A decisão do tribunal, conforme aponta o G1, tem o potencial de influenciar diretamente a maneira como essas companhias lidam com as publicações online e, de quebra, servir de referência para futuras sentenças da Justiça por todo o país. É um marco que as big techs acompanham de perto.

O julgamento pode redefinir como plataformas digitais respondem por conteúdos publicados por usuários. Imagem: Koshiro K/Shutterstock
O artigo 19 do Marco Civil da Internet em xeque
O epicentro do julgamento é o entendimento do STF sobre o artigo 19 do Marco Civil da Internet. Este dispositivo legal estabelece as condições sob as quais as empresas digitais podem ser responsabilizadas por danos que surgem de publicações feitas por seus usuários.
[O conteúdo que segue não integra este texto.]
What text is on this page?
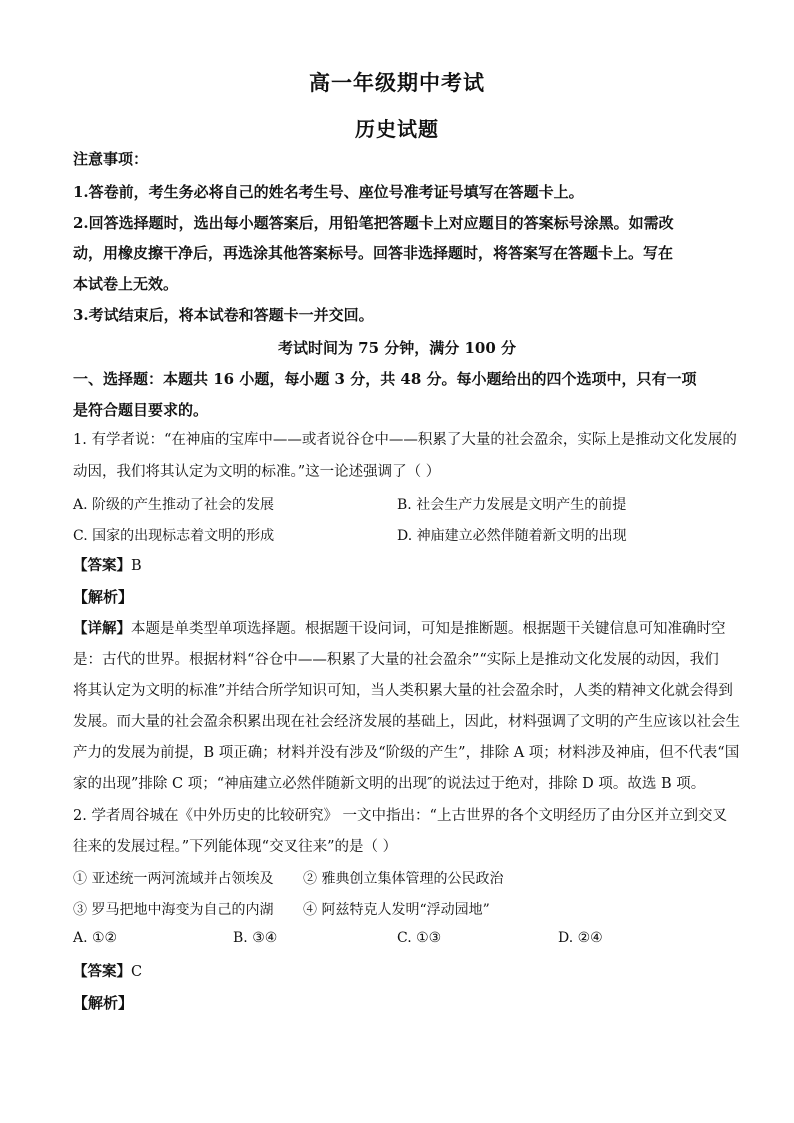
高一年级期中考试
历史试题
注意事项：
1.答卷前，考生务必将自己的姓名考生号、座位号准考证号填写在答题卡上。
2.回答选择题时，选出每小题答案后，用铅笔把答题卡上对应题目的答案标号涂黑。如需改
动，用橡皮擦干净后，再选涂其他答案标号。回答非选择题时，将答案写在答题卡上。写在
本试卷上无效。
3.考试结束后，将本试卷和答题卡一并交回。
考试时间为 75 分钟，满分 100 分
一、选择题：本题共 16 小题，每小题 3 分，共 48 分。每小题给出的四个选项中，只有一项
是符合题目要求的。
1. 有学者说：“在神庙的宝库中——或者说谷仓中——积累了大量的社会盈余，实际上是推动文化发展的
动因，我们将其认定为文明的标准。”这一论述强调了（ ）
A. 阶级的产生推动了社会的发展	B. 社会生产力发展是文明产生的前提
C. 国家的出现标志着文明的形成	D. 神庙建立必然伴随着新文明的出现
【答案】B
【解析】
【详解】本题是单类型单项选择题。根据题干设问词，可知是推断题。根据题干关键信息可知准确时空
是：古代的世界。根据材料“谷仓中——积累了大量的社会盈余”“实际上是推动文化发展的动因，我们
将其认定为文明的标准”并结合所学知识可知，当人类积累大量的社会盈余时，人类的精神文化就会得到
发展。而大量的社会盈余积累出现在社会经济发展的基础上，因此，材料强调了文明的产生应该以社会生
产力的发展为前提，B 项正确；材料并没有涉及“阶级的产生”，排除 A 项；材料涉及神庙，但不代表“国
家的出现”排除 C 项；“神庙建立必然伴随新文明的出现″的说法过于绝对，排除 D 项。故选 B 项。
2. 学者周谷城在《中外历史的比较研究》 一文中指出：“上古世界的各个文明经历了由分区并立到交叉
往来的发展过程。”下列能体现“交叉往来”的是（ ）
① 亚述统一两河流域并占领埃及 ② 雅典创立集体管理的公民政治
③ 罗马把地中海变为自己的内湖 ④ 阿兹特克人发明“浮动园地”
A. ①②	B. ③④	C. ①③	D. ②④
【答案】C
【解析】
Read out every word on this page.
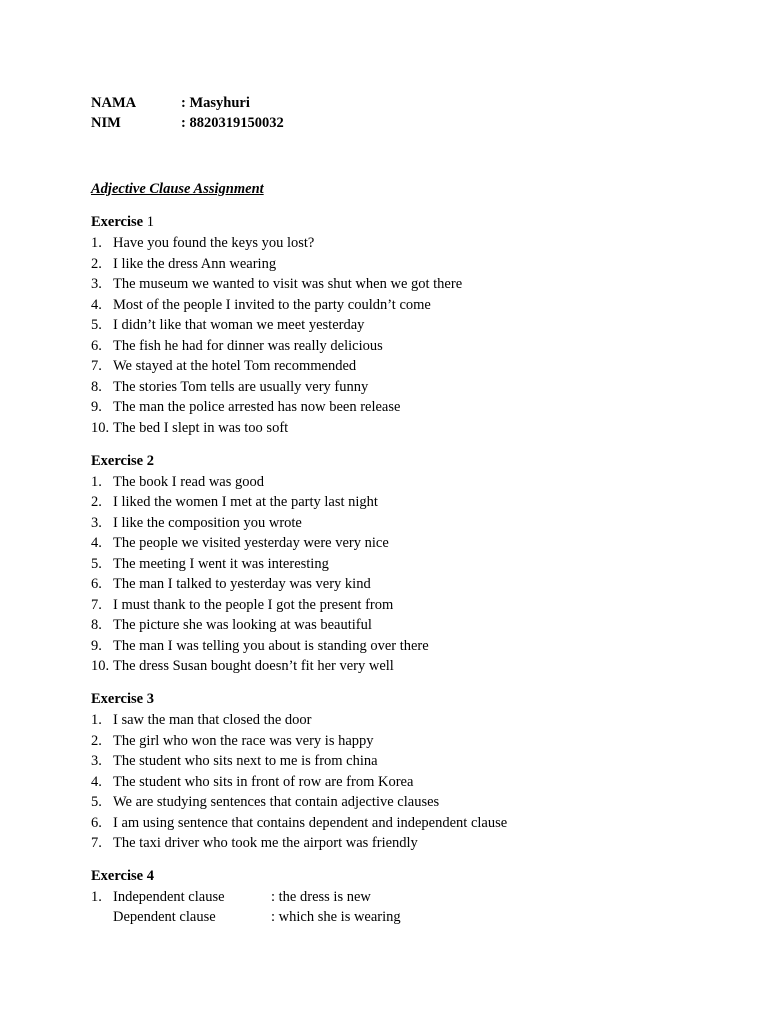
NAMA	: Masyhuri
NIM	: 8820319150032
Adjective Clause Assignment
Exercise 1
1. Have you found the keys you lost?
2. I like the dress Ann wearing
3. The museum we wanted to visit was shut when we got there
4. Most of the people I invited to the party couldn’t come
5. I didn’t like that woman we meet yesterday
6. The fish he had for dinner was really delicious
7. We stayed at the hotel Tom recommended
8. The stories Tom tells are usually very funny
9. The man the police arrested has now been release
10. The bed I slept in was too soft
Exercise 2
1. The book I read was good
2. I liked the women I met at the party last night
3. I like the composition you wrote
4. The people we visited yesterday were very nice
5. The meeting I went it was interesting
6. The man I talked to yesterday was very kind
7. I must thank to the people I got the present from
8. The picture she was looking at was beautiful
9. The man I was telling you about is standing over there
10. The dress Susan bought doesn’t fit her very well
Exercise 3
1. I saw the man that closed the door
2. The girl who won the race was very is happy
3. The student who sits next to me is from china
4. The student who sits in front of row are from Korea
5. We are studying sentences that contain adjective clauses
6. I am using sentence that contains dependent and independent clause
7. The taxi driver who took me the airport was friendly
Exercise 4
1. Independent clause	: the dress is new
Dependent clause	: which she is wearing
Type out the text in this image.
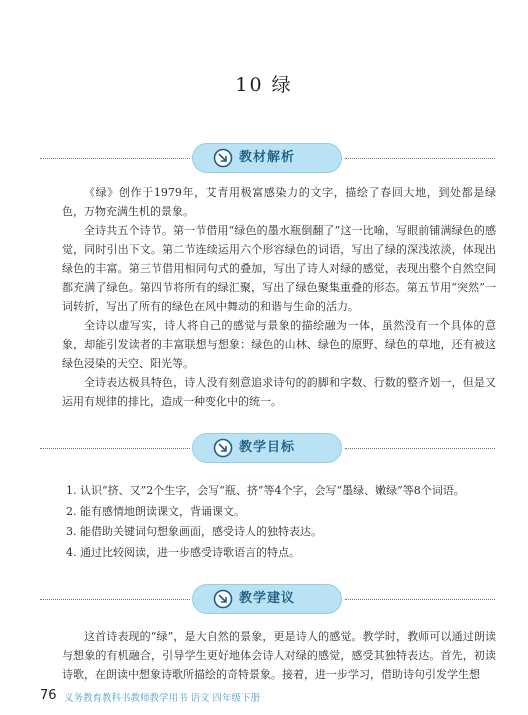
10 绿
教材解析

《绿》创作于1979年，艾青用极富感染力的文字，描绘了春回大地，到处都是绿色，万物充满生机的景象。

全诗共五个诗节。第一节借用“绿色的墨水瓶倒翻了”这一比喻，写眼前铺满绿色的感觉，同时引出下文。第二节连续运用六个形容绿色的词语，写出了绿的深浅浓淡，体现出绿色的丰富。第三节借用相同句式的叠加，写出了诗人对绿的感觉，表现出整个自然空间都充满了绿色。第四节将所有的绿汇聚，写出了绿色聚集重叠的形态。第五节用“突然”一词转折，写出了所有的绿色在风中舞动的和谐与生命的活力。

全诗以虚写实，诗人将自己的感觉与景象的描绘融为一体，虽然没有一个具体的意象，却能引发读者的丰富联想与想象：绿色的山林、绿色的原野、绿色的草地，还有被这绿色浸染的天空、阳光等。

全诗表达极具特色，诗人没有刻意追求诗句的韵脚和字数、行数的整齐划一，但是又运用有规律的排比，造成一种变化中的统一。

教学目标
1. 认识“挤、又”2个生字，会写“瓶、挤”等4个字，会写“墨绿、嫩绿”等8个词语。
2. 能有感情地朗读课文，背诵课文。
3. 能借助关键词句想象画面，感受诗人的独特表达。
4. 通过比较阅读，进一步感受诗歌语言的特点。
教学建议

这首诗表现的“绿”，是大自然的景象，更是诗人的感觉。教学时，教师可以通过朗读与想象的有机融合，引导学生更好地体会诗人对绿的感觉，感受其独特表达。首先，初读诗歌，在朗读中想象诗歌所描绘的奇特景象。接着，进一步学习，借助诗句引发学生想

76 义务教育教科书教师教学用书 语文 四年级下册
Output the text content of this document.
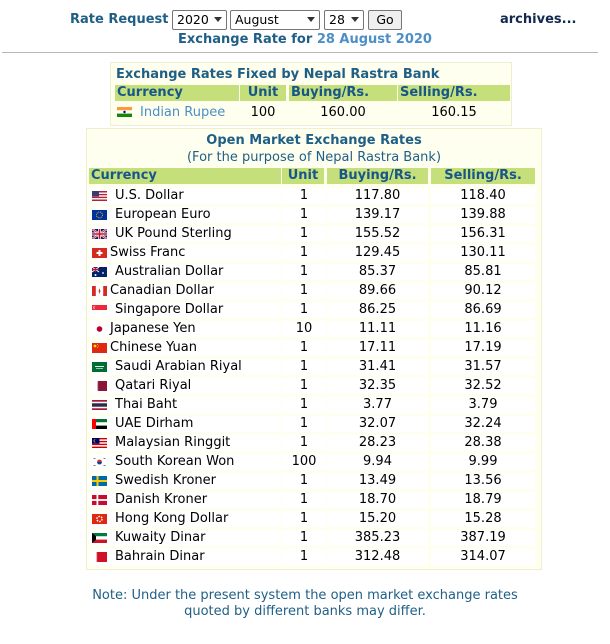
Rate Request 2020	August	28	Go	archives...
Exchange Rate for 28 August 2020
Exchange Rates Fixed by Nepal Rastra Bank
Currency	Unit Buying/Rs.	Selling/Rs.
Indian Rupee	100	160.00	160.15
Open Market Exchange Rates
(For the purpose of Nepal Rastra Bank)
Currency	Unit	Buying/Rs.	Selling/Rs.
U.S. Dollar	1	117.80	118.40
European Euro	1	139.17	139.88
UK Pound Sterling	1	155.52	156.31
Swiss Franc	1	129.45	130.11
Australian Dollar	1	85.37	85.81
Canadian Dollar	1	89.66	90.12
Singapore Dollar	1	86.25	86.69
Japanese Yen	10	11.11	11.16
Chinese Yuan	1	17.11	17.19
Saudi Arabian Riyal	1	31.41	31.57
Qatari Riyal	1	32.35	32.52
Thai Baht	1	3.77	3.79
UAE Dirham	1	32.07	32.24
Malaysian Ringgit	1	28.23	28.38
South Korean Won	100	9.94	9.99
Swedish Kroner	1	13.49	13.56
Danish Kroner	1	18.70	18.79
Hong Kong Dollar	1	15.20	15.28
Kuwaity Dinar	1	385.23	387.19
Bahrain Dinar	1	312.48	314.07
Note: Under the present system the open market exchange rates
quoted by different banks may differ.
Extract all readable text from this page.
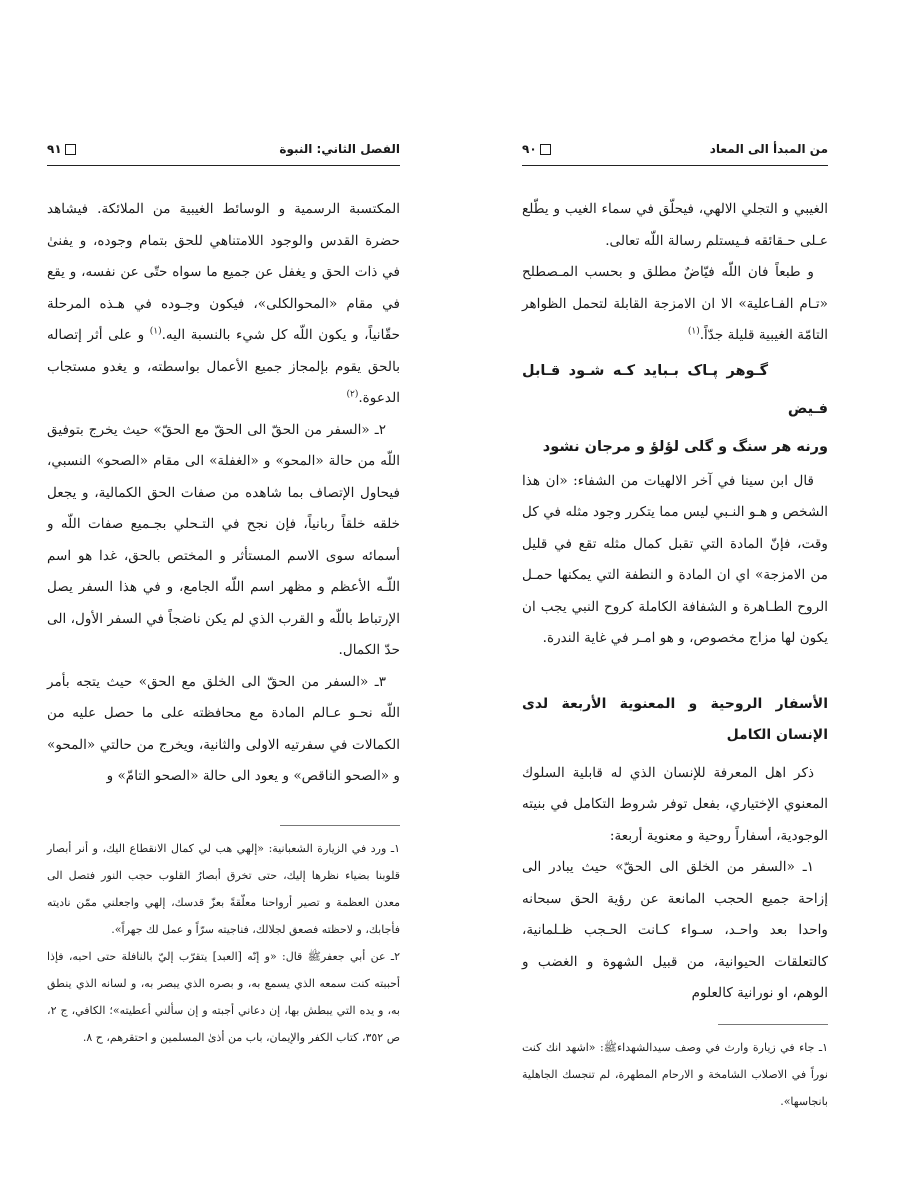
٩١	الفصل الثاني: النبوة

المكتسبة الرسمية و الوسائط الغيبية من الملائكة. فيشاهد حضرة القدس والوجود اللامتناهي للحق بتمام وجوده، و يفنىٰ في ذات الحق و يغفل عن جميع ما سواه حتّى عن نفسه، و يقع في مقام «المحوالكلى»، فيكون وجـوده في هـذه المرحلة حقّانياً، و يكون اللّه كل شيء بالنسبة اليه.$^{(١)}$ و على أثر إتصاله بالحق يقوم بإلمجاز جميع الأعمال بواسطته، و يغدو مستجاب الدعوة.$^{(٢)}$

٢ـ «السفر من الحقّ الى الحقّ مع الحقّ» حيث يخرج بتوفيق اللّه من حالة «المحو» و «الغفلة» الى مقام «الصحو» النسبي، فيحاول الإتصاف بما شاهده من صفات الحق الكمالية، و يجعل خلقه خلقاً ربانياً، فإن نجح في التـحلي بجـميع صفات اللّه و أسمائه سوى الاسم المستأثر و المختص بالحق، غدا هو اسم اللّـه الأعظم و مظهر اسم اللّه الجامع، و في هذا السفر يصل الإرتباط باللّه و القرب الذي لم يكن ناضجاً في السفر الأول، الى حدّ الكمال.

٣ـ «السفر من الحقّ الى الخلق مع الحق» حيث يتجه بأمر اللّه نحـو عـالم المادة مع محافظته على ما حصل عليه من الكمالات في سفرتيه الاولى والثانية، ويخرج من حالتي «المحو» و «الصحو الناقص» و يعود الى حالة «الصحو التامّ» و

١ـ ورد في الزيارة الشعبانية: «إلهي هب لي كمال الانقطاع اليك، و أنر أبصار قلوبنا بضياء نظرها إليك، حتى تخرق أبصارُ القلوب حجب النور فتصل الى معدن العظمة و تصير أرواحنا معلّقةً بعزّ قدسك، إلهي واجعلني ممّن ناديته فأجابك، و لاحظته فصعق لجلالك، فناجيته سرّاً و عمل لك جهراً».

٢ـ عن أبي جعفرﷺ قال: «و إنّه [العبد] يتقرّب إليّ بالنافلة حتى احبه، فإذا أحببته كنت سمعه الذي يسمع به، و بصره الذي يبصر به، و لسانه الذي ينطق به، و يده التي يبطش بها، إن دعاني أجبته و إن سألني أعطيته»؛ الكافي، ج ٢، ص ٣٥٢، كتاب الكفر والإيمان، باب من أذىٰ المسلمين و احتقرهم، ح ٨.

٩٠	من المبدأ الى المعاد

الغيبي و التجلي الالهي، فيحلّق في سماء الغيب و يطّلع عـلى حـقائقه فـيستلم رسالة اللّه تعالى.

و طبعاً فان اللّه فيّاضٌ مطلق و بحسب المـصطلح «تـام الفـاعلية» الا ان الامزجة القابلة لتحمل الظواهر التامّة الغيبية قليلة جدّاً.$^{(١)}$

گـوهر پـاک بـبايد کـه شـود قـابل فـيض

ورنه هر سنگ و گلی لؤلؤ و مرجان نشود

قال ابن سينا في آخر الالهيات من الشفاء: «ان هذا الشخص و هـو النـبي ليس مما يتكرر وجود مثله في كل وقت، فإنّ المادة التي تقبل كمال مثله تقع في قليل من الامزجة» اي ان المادة و النطفة التي يمكنها حمـل الروح الطـاهرة و الشفافة الكاملة كروح النبي يجب ان يكون لها مزاج مخصوص، و هو امـر في غاية الندرة.

الأسفار الروحية و المعنوية الأربعة لدى الإنسان الكامل

ذكر اهل المعرفة للإنسان الذي له قابلية السلوك المعنوي الإختياري، بفعل توفر شروط التكامل في بنيته الوجودية، أسفاراً روحية و معنوية أربعة:

١ـ «السفر من الخلق الى الحقّ» حيث يبادر الى إزاحة جميع الحجب المانعة عن رؤية الحق سبحانه واحدا بعد واحـد، سـواء كـانت الحـجب ظـلمانية، كالتعلقات الحيوانية، من قبيل الشهوة و الغضب و الوهم، او نورانية كالعلوم

١ـ جاء في زيارة وارث في وصف سيدالشهداءﷺ: «اشهد انك كنت نوراً في الاصلاب الشامخة و الارحام المطهرة، لم تنجسك الجاهلية بانجاسها».
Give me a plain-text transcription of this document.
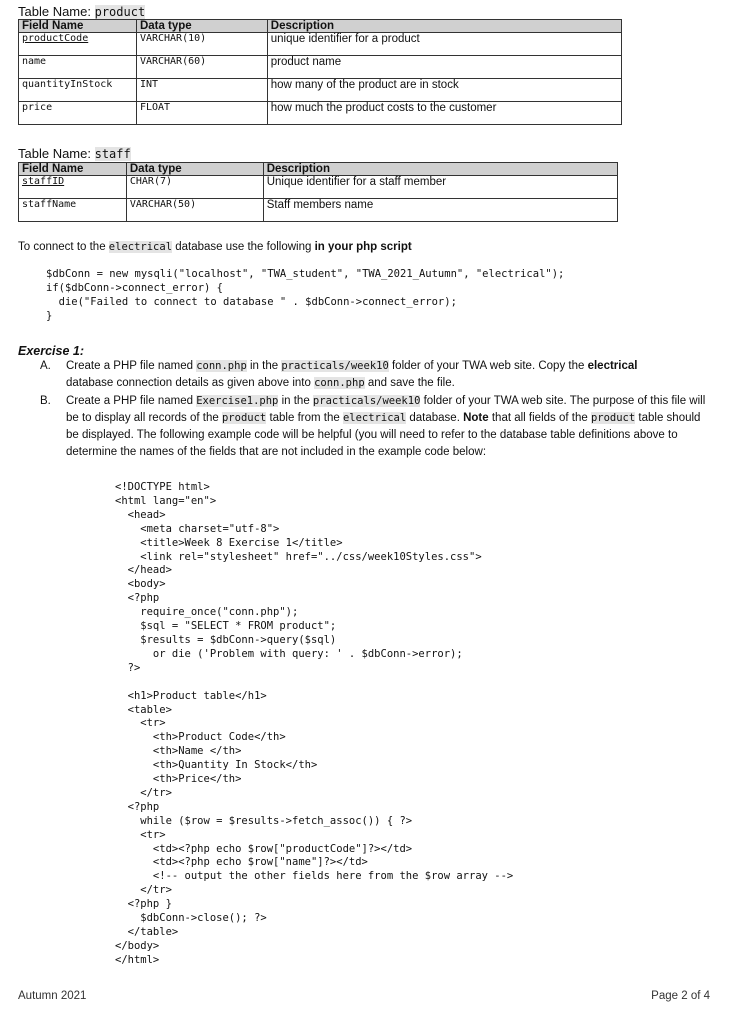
Table Name: product
Field Name	Data type	Description
productCode	VARCHAR(10)	unique identifier for a product
name	VARCHAR(60)	product name
quantityInStock	INT	how many of the product are in stock
price	FLOAT	how much the product costs to the customer
Table Name: staff
Field Name	Data type	Description
staffID	CHAR(7)	Unique identifier for a staff member
staffName	VARCHAR(50)	Staff members name
To connect to the electrical database use the following in your php script
$dbConn = new mysqli("localhost", "TWA_student", "TWA_2021_Autumn", "electrical");
if($dbConn->connect_error) {
die("Failed to connect to database " . $dbConn->connect_error);
}
Exercise 1:
A. Create a PHP file named conn.php in the practicals/week10 folder of your TWA web site. Copy the electrical
database connection details as given above into conn.php and save the file.
B. Create a PHP file named Exercise1.php in the practicals/week10 folder of your TWA web site. The purpose of this file will be to display all records of the product table from the electrical database. Note that all fields of the product table should be displayed. The following example code will be helpful (you will need to refer to the database table definitions above to determine the names of the fields that are not included in the example code below:
<!DOCTYPE html>
<html lang="en">
<head>
<meta charset="utf-8">
<title>Week 8 Exercise 1</title>
<link rel="stylesheet" href="../css/week10Styles.css">
</head>
<body>
<?php
require_once("conn.php");
$sql = "SELECT * FROM product";
$results = $dbConn->query($sql)
or die ('Problem with query: ' . $dbConn->error);
?>

<h1>Product table</h1>
<table>
<tr>
<th>Product Code</th>
<th>Name </th>
<th>Quantity In Stock</th>
<th>Price</th>
</tr>
<?php
while ($row = $results->fetch_assoc()) { ?>
<tr>
<td><?php echo $row["productCode"]?></td>
<td><?php echo $row["name"]?></td>
<!-- output the other fields here from the $row array -->
</tr>
<?php }
$dbConn->close(); ?>
</table>
</body>
</html>
Autumn 2021	Page 2 of 4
No ano passado, a própria Corte já havia sinalizado que a regra, em sua interpretação original, não garantia proteção suficiente aos direitos fundamentais. Diante disso, decidiu-se que sua interpretação precisaria ser ampliada. A consequência prática foi que os provedores de internet passaram a ficar suscetíveis à responsabilização civil em um leque maior de situações.
É precisamente neste ponto que o julgamento entra em sua próxima fase. O ministro Dias Toffoli, relator do caso, tem a incumbência de apresentar a tese que consolidará as regras gerais a serem seguidas por essas empresas.

O julgamento é acompanhado de perto pelas big techs por seu potencial impacto no setor digital. Imagem: N Universe/Shutterstock
Para as grandes plataformas, essa decisão pode redesenhar completamente a forma como encaram litígios envolvendo conteúdos gerados por terceiros em seus domínios, elevando a barra de suas responsabilidades no ambiente digital.